Grâce au progrès la terre était un cirque
mirifique
Avec chaque jour des galas magnifiques :
Des millions d'innocents tués au nom de la
liberté,
Cent peuples mis aux fers au nom de l'humanité,
La famine partout aidée au nom de la
prospérité,
Surtout au nom de la Pensée plus aucune pensée.

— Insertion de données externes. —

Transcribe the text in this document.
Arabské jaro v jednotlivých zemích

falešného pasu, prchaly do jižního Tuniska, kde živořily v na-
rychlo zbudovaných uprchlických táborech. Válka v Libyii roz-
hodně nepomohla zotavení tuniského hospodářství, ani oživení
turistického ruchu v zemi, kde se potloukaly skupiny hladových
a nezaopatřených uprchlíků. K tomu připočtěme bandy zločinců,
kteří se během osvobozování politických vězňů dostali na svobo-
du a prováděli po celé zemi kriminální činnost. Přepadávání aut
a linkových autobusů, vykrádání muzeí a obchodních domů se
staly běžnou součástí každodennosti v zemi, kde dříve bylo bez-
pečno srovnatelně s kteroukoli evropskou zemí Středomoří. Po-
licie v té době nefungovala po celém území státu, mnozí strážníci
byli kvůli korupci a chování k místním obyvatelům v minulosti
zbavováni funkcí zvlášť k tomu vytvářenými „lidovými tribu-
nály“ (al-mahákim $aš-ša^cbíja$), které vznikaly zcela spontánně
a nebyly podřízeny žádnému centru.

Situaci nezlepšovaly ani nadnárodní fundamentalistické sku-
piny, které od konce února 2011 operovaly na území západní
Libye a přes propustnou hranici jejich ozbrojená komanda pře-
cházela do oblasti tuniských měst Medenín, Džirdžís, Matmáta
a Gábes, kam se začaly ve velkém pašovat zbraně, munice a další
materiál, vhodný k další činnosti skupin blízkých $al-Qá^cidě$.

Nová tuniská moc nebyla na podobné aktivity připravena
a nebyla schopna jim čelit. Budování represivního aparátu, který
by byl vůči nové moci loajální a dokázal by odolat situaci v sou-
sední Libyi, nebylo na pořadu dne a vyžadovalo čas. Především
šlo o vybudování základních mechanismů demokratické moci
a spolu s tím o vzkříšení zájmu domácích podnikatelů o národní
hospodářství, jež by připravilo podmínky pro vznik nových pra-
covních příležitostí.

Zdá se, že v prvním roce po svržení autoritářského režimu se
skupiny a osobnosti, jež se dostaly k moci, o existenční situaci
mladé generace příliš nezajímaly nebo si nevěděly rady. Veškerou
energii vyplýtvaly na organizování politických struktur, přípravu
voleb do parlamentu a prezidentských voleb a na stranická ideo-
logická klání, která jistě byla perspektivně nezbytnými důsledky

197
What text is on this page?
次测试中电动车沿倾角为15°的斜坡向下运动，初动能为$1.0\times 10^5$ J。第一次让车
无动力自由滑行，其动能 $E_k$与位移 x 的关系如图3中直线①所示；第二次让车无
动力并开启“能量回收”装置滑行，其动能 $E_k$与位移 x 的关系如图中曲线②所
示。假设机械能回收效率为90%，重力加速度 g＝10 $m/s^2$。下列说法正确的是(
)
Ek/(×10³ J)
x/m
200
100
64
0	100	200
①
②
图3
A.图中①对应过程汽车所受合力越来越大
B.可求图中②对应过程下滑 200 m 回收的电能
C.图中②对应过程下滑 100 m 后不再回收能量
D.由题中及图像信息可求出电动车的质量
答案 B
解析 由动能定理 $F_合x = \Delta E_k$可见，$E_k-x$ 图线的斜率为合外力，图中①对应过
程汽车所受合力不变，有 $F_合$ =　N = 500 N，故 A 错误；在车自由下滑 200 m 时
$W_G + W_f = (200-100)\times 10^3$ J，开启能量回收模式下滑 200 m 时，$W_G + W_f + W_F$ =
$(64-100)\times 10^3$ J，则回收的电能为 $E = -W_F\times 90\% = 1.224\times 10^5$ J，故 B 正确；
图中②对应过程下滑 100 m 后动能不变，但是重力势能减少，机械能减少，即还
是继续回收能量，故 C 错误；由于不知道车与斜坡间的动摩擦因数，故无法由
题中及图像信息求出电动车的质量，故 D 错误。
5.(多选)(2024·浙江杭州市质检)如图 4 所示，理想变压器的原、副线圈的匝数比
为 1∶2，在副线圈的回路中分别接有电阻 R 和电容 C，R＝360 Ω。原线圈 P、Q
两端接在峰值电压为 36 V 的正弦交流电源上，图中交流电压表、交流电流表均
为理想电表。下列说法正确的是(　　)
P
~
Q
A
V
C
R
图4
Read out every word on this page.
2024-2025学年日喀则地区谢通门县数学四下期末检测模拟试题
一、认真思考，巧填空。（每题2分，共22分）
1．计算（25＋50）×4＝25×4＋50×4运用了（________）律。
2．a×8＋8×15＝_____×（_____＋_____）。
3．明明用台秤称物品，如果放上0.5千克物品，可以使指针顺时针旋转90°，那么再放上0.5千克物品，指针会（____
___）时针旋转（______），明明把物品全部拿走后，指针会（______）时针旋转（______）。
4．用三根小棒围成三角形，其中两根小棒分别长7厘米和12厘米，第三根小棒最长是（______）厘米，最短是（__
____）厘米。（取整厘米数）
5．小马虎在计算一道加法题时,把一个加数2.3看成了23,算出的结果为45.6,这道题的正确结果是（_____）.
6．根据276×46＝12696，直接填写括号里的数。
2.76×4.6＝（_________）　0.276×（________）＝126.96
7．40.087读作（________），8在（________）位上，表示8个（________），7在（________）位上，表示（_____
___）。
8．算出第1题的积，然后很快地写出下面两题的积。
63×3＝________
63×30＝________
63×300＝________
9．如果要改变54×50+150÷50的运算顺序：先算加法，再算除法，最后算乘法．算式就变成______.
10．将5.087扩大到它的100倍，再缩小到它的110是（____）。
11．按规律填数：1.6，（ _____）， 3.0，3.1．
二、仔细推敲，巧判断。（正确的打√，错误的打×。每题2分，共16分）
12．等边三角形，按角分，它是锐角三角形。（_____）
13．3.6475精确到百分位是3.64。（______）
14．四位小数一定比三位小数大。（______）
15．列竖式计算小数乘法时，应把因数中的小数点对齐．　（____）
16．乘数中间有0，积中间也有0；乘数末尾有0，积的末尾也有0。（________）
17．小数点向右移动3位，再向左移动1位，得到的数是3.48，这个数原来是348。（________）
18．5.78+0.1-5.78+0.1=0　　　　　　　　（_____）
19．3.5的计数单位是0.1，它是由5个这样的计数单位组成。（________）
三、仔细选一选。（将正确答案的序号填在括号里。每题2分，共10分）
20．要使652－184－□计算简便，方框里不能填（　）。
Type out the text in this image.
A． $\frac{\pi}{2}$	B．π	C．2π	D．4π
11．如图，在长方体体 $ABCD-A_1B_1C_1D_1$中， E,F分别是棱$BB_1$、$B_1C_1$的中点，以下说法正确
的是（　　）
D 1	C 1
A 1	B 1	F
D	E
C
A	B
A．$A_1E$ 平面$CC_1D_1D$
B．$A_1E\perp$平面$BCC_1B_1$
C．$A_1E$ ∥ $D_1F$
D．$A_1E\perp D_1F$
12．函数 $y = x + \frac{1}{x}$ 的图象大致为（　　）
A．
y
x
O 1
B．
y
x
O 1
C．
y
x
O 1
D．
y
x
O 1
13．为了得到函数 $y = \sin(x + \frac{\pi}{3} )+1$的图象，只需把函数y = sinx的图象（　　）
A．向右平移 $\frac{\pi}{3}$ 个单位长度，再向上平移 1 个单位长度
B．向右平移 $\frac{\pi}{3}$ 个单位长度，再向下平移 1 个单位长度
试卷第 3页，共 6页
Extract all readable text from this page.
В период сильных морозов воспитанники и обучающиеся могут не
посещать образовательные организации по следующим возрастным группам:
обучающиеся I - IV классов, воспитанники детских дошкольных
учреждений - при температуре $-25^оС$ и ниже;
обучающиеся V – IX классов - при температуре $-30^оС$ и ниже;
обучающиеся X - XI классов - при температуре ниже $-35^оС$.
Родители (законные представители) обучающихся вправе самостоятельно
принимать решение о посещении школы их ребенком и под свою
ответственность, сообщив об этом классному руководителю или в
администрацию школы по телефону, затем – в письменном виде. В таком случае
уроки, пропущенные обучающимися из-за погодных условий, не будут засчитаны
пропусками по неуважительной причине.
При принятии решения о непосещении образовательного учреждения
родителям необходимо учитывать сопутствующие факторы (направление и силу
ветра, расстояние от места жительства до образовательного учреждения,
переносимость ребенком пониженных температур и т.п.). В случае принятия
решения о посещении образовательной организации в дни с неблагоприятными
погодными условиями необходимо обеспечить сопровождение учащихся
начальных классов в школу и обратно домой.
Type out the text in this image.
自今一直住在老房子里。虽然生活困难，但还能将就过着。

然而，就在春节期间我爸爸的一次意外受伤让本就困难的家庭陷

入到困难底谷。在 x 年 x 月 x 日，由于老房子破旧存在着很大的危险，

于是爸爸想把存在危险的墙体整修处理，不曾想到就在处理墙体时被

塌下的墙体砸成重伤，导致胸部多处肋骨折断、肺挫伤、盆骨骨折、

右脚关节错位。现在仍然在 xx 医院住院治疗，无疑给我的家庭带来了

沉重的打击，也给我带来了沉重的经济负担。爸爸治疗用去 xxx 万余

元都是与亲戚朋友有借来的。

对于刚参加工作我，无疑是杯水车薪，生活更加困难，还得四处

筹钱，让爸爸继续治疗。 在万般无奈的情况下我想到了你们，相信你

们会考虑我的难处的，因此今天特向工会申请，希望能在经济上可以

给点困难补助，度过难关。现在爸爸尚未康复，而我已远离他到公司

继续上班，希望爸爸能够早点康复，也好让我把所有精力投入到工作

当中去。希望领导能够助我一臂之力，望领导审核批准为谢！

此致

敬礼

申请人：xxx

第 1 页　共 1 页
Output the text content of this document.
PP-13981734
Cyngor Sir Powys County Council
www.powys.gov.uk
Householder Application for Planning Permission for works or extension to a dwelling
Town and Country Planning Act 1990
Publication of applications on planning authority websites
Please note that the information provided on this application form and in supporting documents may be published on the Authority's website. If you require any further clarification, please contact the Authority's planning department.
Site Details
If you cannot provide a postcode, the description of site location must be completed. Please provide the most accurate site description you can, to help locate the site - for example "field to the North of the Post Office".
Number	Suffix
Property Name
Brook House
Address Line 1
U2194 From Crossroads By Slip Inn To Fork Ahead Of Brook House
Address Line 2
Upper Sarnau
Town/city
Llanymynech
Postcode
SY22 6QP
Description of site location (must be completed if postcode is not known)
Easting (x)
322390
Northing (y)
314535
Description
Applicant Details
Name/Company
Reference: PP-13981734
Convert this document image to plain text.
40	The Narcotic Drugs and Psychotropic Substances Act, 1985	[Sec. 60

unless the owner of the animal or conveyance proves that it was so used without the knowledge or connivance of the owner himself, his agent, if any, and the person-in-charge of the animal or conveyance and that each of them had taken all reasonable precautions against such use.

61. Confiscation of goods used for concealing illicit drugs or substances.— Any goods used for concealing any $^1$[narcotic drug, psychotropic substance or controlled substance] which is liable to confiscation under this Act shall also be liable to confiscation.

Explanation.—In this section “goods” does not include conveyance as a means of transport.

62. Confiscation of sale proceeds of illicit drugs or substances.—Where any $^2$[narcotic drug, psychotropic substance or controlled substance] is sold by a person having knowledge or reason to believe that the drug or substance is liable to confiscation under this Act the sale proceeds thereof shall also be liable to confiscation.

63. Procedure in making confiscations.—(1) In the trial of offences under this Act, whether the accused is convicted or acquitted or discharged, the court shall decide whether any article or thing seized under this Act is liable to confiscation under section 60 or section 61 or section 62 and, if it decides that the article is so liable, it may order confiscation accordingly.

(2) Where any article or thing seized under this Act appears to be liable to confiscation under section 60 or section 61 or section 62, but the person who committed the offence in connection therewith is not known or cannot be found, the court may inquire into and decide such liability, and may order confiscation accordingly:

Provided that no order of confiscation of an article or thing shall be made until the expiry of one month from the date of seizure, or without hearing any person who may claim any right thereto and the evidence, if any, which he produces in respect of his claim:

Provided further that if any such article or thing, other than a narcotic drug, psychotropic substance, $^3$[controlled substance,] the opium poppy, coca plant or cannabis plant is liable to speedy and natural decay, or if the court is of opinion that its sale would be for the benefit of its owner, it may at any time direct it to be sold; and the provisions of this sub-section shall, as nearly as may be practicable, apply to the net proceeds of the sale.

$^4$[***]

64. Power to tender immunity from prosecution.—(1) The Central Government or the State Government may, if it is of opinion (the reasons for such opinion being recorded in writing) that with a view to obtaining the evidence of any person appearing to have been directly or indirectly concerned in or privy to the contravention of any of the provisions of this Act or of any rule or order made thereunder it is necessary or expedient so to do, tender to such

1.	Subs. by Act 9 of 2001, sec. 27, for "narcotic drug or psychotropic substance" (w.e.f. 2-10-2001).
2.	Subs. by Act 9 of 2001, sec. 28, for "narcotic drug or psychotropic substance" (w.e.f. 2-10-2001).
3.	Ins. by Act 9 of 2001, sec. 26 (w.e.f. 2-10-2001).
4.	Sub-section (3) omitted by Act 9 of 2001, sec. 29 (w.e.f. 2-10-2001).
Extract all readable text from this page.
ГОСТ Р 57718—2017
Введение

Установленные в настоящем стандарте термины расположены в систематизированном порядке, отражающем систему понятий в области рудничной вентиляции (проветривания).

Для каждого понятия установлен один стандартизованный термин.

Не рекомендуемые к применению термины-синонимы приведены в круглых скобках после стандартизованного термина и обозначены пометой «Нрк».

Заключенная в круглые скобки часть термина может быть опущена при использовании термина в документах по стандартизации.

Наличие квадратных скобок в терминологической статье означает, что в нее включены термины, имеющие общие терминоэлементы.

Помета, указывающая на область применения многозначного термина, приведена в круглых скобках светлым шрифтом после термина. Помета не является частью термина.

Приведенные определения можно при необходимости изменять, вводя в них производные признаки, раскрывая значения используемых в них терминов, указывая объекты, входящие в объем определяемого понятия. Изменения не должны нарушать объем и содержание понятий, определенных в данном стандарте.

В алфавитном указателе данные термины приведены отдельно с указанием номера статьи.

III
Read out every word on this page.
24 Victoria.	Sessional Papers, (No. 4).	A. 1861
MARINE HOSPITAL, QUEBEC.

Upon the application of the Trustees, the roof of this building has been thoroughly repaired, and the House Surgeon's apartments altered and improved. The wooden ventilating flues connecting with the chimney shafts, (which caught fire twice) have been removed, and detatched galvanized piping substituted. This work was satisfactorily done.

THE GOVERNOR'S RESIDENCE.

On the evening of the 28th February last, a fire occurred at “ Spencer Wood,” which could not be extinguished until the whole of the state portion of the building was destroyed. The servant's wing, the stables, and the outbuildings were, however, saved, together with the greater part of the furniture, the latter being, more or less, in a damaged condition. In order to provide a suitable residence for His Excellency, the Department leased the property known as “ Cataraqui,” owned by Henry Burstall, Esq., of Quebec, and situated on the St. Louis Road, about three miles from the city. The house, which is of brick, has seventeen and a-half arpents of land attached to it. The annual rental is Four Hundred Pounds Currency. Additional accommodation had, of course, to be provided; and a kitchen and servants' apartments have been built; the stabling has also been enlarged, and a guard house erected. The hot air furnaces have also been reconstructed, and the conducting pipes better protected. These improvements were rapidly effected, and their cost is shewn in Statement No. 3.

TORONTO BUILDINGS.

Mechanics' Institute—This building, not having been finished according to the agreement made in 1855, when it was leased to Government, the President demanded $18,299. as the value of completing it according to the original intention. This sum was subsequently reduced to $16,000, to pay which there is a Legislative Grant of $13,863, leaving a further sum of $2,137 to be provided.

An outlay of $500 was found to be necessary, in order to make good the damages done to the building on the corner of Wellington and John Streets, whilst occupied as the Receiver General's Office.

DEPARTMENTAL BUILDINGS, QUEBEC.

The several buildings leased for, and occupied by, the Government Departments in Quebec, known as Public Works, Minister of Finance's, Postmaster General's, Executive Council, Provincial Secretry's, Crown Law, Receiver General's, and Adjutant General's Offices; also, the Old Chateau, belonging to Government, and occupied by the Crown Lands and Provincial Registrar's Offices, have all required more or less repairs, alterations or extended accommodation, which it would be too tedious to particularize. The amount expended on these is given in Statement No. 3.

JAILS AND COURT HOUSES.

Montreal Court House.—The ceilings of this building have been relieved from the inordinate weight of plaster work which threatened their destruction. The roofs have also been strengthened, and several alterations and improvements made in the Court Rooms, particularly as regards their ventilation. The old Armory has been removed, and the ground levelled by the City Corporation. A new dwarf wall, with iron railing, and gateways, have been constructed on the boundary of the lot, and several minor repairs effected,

On voyait sur un même tréteau,
Inégalablement sots,
Inégalablement idiots,
Inégalablement brutaux,
Inégalablement bestiaux,
STALINE, HITLER, TITO, FRANCO,
Nouvelle espèce d'animaux
Dont ne voudraient pas les si bons animaux ;
Et chacun devait clamer : « ILS SONT BEAUX !
ILS SONT BEAUX ! »
Il fallait sous leurs mots devenir sans mot,
Devenir morts sous leur moindre mot,
Pour chacun de leurs mots dire un
« Merci » très chaud,
Pour chacune de leurs morts dire un
« Merci » très haut,
Chanter : « La vie est belle quand on est
tué ! »
Confesser : « On a raison de nous rendre
tous muets ! »
En cadence répéter : « Le vrai c'est le
faux,
« Le laid c'est le beau, le froid c'est le
chaud
« Et le haut c'est le bas et le bas c'est le
haut
« Et Staline eut raison, a raison, Staline
est beau,
« Staline est le seul beau, Staline est sans
défaut ! »
Le ton de ces « mercis » était
surveillé.
En ces temps-là vous pouviez tuer
Tous ceux qui n'avaient pas vos idées ;
Le programme était de tuer
Tous ceux qui maintenaient quelque haute idée ;
Et même la très grande mode était de tuer
Quiconque concevait une quelconque idée ;
Tout meurtre par les lettrés était aidé ;
Plus le meurtre était fréquent,
Plus les paulhans étaient contents.
Les travailleurs de France haïssaient
Leurs frères, les travailleurs allemands ;
On disait d'un peuple entier : « Il mérite
un châtiment. »
On massacrait femmes, enfants : les poètes
applaudissaient.
On notait pour les châtier ceux qui se
promenaient
Seuls,
Ceux qui allaient dans les écoles pour étudier
Seuls,
Ceux qui allaient près des ruisseaux pour
écouter
Seuls ;
Surtout on notait ceux qui donnaient soupçon de
penser
Seuls.
Devant l'estrade des GRANDS MESSIEURS DÉCORÉS
Chaque dimanche les pauvres défilaient
Trois par trois en criant : « Nous voilà
bien mâtés,
« C'est afin de mieux prouver que nous
sommes libérés ;
« Il n'y a plus de pauvreté, il n'y a que
du progrès !
« Gloire à Staline le bien-aimé, l'unique,
l'ensoleillé !
« Il nous a dit : « Vous êtes
pauvres ? Pour supprimer la pauvreté
« Il suffit d'afficher : « LA
PAUVRETÉ EST SUPPRIMËE ! ».
L'homme de ces temps-là, tous lui faisaient du
mal ;
Il devait témoigner : « Nul ne me fait de
mal ! »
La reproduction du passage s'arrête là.